Keys uses her rangy physique to take long, flourishing swings at the ball.
When she connects, she hits it even harder than Williams. But her potential is still being undermined by too many miscues and a habit of entering a mental tailspin after a couple of shots go awry. Her focus has improved significantly in Rome, however – a change she ascribes to her new coach Thomas Hogstedt, who previously worked with Maria Sharapova.
Sunday was more about Williams, though. After high-profile losses in the finals of Indian Wells and the Australian Open, she had then withdrawn from the recent Madrid event, citing illness. It was tempting, at that point, to question her appetite for the tour itself. But she has returned here in fine form and strong physical shape, taking command once again as her rivals continue to struggle for consistency.
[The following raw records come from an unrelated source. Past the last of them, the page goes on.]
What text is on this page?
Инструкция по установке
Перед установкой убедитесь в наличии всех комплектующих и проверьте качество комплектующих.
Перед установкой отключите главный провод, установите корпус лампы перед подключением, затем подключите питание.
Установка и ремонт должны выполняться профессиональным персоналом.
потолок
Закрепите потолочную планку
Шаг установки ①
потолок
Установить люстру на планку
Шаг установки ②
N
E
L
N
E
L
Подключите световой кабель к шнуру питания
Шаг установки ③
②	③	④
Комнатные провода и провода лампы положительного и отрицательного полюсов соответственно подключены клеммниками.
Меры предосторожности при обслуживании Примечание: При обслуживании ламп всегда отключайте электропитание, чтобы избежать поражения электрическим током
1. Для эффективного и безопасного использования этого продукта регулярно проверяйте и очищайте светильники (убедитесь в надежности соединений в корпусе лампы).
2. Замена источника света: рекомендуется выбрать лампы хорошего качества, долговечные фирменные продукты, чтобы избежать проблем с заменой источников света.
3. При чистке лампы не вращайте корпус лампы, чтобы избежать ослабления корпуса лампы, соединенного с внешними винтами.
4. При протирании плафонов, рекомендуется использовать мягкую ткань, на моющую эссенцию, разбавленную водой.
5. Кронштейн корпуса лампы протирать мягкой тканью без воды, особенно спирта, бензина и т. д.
In the opening moments of today’s final, Williams needed all her fortitude. She was broken to love in her opening service game, then saw Keys rifle down a series of 115mph serves to hold for 2-0. But she started to grind out points, not perhaps playing at her electric best, but simply relying on the fact that she has every shot in the book as well as mountains of big-game experience.
Against Keys, a huge talent who still has a few kinks in her game, solidity was enough.
Asked about the nine-month gap since her last title at Cincinnati last year, Williams said: “It’s only four tournaments. It’s not like I was playing every week. I’m feeling pretty fit. So, yeah, I’m looking forward to the French Open.”